GripAble, the company behind the smart mobile assessment and hand and arm rehabilitation device, has appointed global champion for stroke survivors Kate Allatt, as its first-ever ambassador.
Kate suffered a rare, massive brain stem stroke at the age of 39, and then went on to develop locked-in syndrome. Doctors said she’d never walk, talk or be able to use her arms again. But the mother of three defied all predictions, and today, she is a credible and trusted peer mentor, global influencer, and voice for stroke and locked-in syndrome survivors.
The internationally published author of three books, including the acclaimed ‘Running Free – Breaking Out from Locked-in Syndrome’, says that her role as GripAble ambassador is founded in partnership and collaboration:
“As GripAble ambassador, I am working closely with the GripAble team, to inspire fellow stroke survivors to be the best version of themselves, and support the occupational and physical therapists and healthcare professionals working with them.
“GripAble is a smart mobile assessment and training device that helps people with weak or weakened movement in their arms and hands after suffering a stroke. I have used and been shown lots of very expensive and inaccessible tech and robotic machines and gizmos that have been developed to support therapists and patients with their rehab, but GripAble is entirely different. It takes down the barriers, is simple to use – including at home – affordable and accessible. It adds the fun to rehab and recovery after suffering a stroke and the life changes that go with it. But beyond that, GripAble really cares about the holistic health of stroke survivors and through my role as ambassador, hopes to inspire motivation in every stroke survivor – especially as we know dopamine levels, which control our motivation levels, can be affected after stroke – and encourage more and more peer mentoring.”
Kate adds: “As well as collaborating with the GripAble team, therapists, healthcare professionals and the stroke survivors too, we will be launching a number of initiatives to enhance physical, emotional and mental support. This ‘Stroke Buddy’ campaign will include regular live coaching webchats, where I will talk openly about the wider issues that affect stroke survivors, live Twitter chats, social media groups and forums, and a Stroke Buddy Group for peer mentoring and support from other stroke survivors.
“I know from my own rehabilitation and recovery following a catastrophic stroke, just how hard it is to remain motivated and focussed, and how critical the relationship between survivors and their therapists is to achieving the very best outcomes, so that stroke survivors can be the best versions of themselves, emotionally, mentally and of course physically.
“I am driven by the desire to inform, motivate, signpost and connect stroke survivors to enable them to be the best they can be, and by collaborating with GripAble as its ambassador, I can take this commitment to a whole new level, especially for people affected by weakened arms and hands following a stroke.”
GripAble has been developed over the last seven years in consultation with thousands of occupational and physical therapists and patients across multiple clinical conditions and leading academic institutions including Imperial College London and Imperial Healthcare NHS Trust.

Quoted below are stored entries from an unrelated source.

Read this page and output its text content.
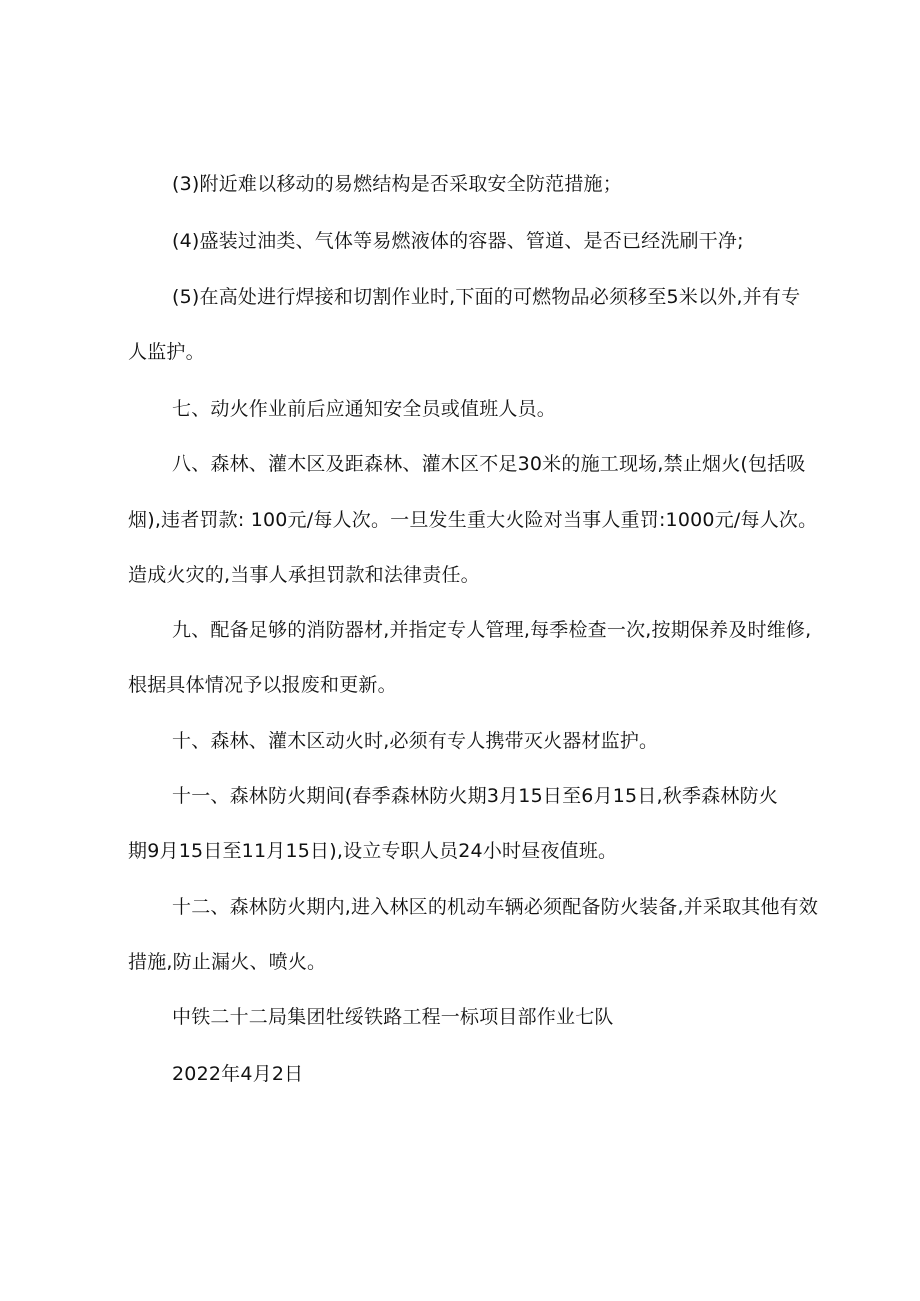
(3)附近难以移动的易燃结构是否采取安全防范措施；
(4)盛装过油类、气体等易燃液体的容器、管道、是否已经洗刷干净;
(5)在高处进行焊接和切割作业时,下面的可燃物品必须移至5米以外,并有专
人监护。
七、动火作业前后应通知安全员或值班人员。
八、森林、灌木区及距森林、灌木区不足30米的施工现场,禁止烟火(包括吸
烟),违者罚款: 100元/每人次。一旦发生重大火险对当事人重罚:1000元/每人次。
造成火灾的,当事人承担罚款和法律责任。
九、配备足够的消防器材,并指定专人管理,每季检查一次,按期保养及时维修,
根据具体情况予以报废和更新。
十、森林、灌木区动火时,必须有专人携带灭火器材监护。
十一、森林防火期间(春季森林防火期3月15日至6月15日,秋季森林防火
期9月15日至11月15日),设立专职人员24小时昼夜值班。
十二、森林防火期内,进入林区的机动车辆必须配备防火装备,并采取其他有效
措施,防止漏火、喷火。
中铁二十二局集团牡绥铁路工程一标项目部作业七队
2022年4月2日
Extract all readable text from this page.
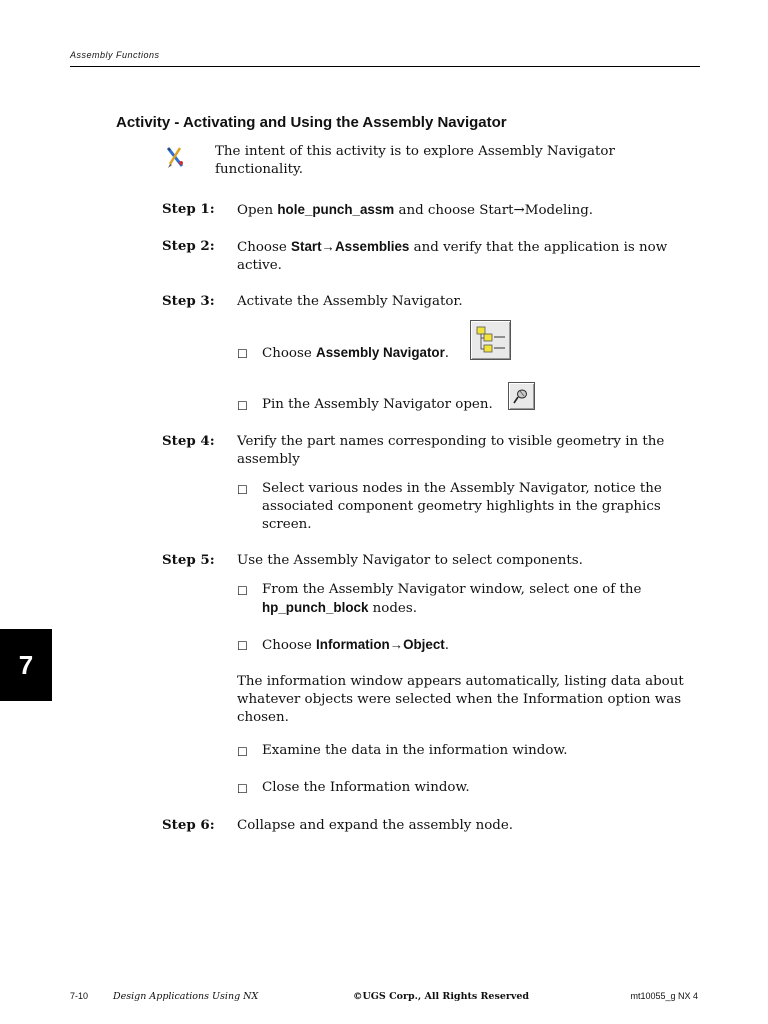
Assembly Functions
Activity - Activating and Using the Assembly Navigator
The intent of this activity is to explore Assembly Navigator functionality.
Step 1: Open hole_punch_assm and choose Start→Modeling.
Step 2: Choose Start→Assemblies and verify that the application is now active.
Step 3: Activate the Assembly Navigator.
☐ Choose Assembly Navigator.
☐ Pin the Assembly Navigator open.
Step 4: Verify the part names corresponding to visible geometry in the assembly
☐ Select various nodes in the Assembly Navigator, notice the associated component geometry highlights in the graphics screen.
Step 5: Use the Assembly Navigator to select components.
☐ From the Assembly Navigator window, select one of the hp_punch_block nodes.
☐ Choose Information→Object.
The information window appears automatically, listing data about whatever objects were selected when the Information option was chosen.
☐ Examine the data in the information window.
☐ Close the Information window.
Step 6: Collapse and expand the assembly node.
7
7-10	Design Applications Using NX	©UGS Corp., All Rights Reserved	mt10055_g NX 4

Dr Paul Rinne, CEO and co-founder of GripAble, says: “Kate and GripAble’s aims are totally aligned. There is an obvious connection and shared objectives, visions and goals. Kate’s passion, energy, resilience and drive are compelling and irresistible, and we are motivated by the same thing – helping people to be the best that they can be.
“In particular, our mutual vision is to make rehab tech accessible and fun for the patients and their therapists too. We are keen to learn as much as we can from Kate to feed our hunger for insights and understanding of the emotional and physical challenges of stroke recovery. Kate is very goal-centred, which matches the tech and focus of GripAble, along with our commitment to tracking and recognising even the tiniest progress.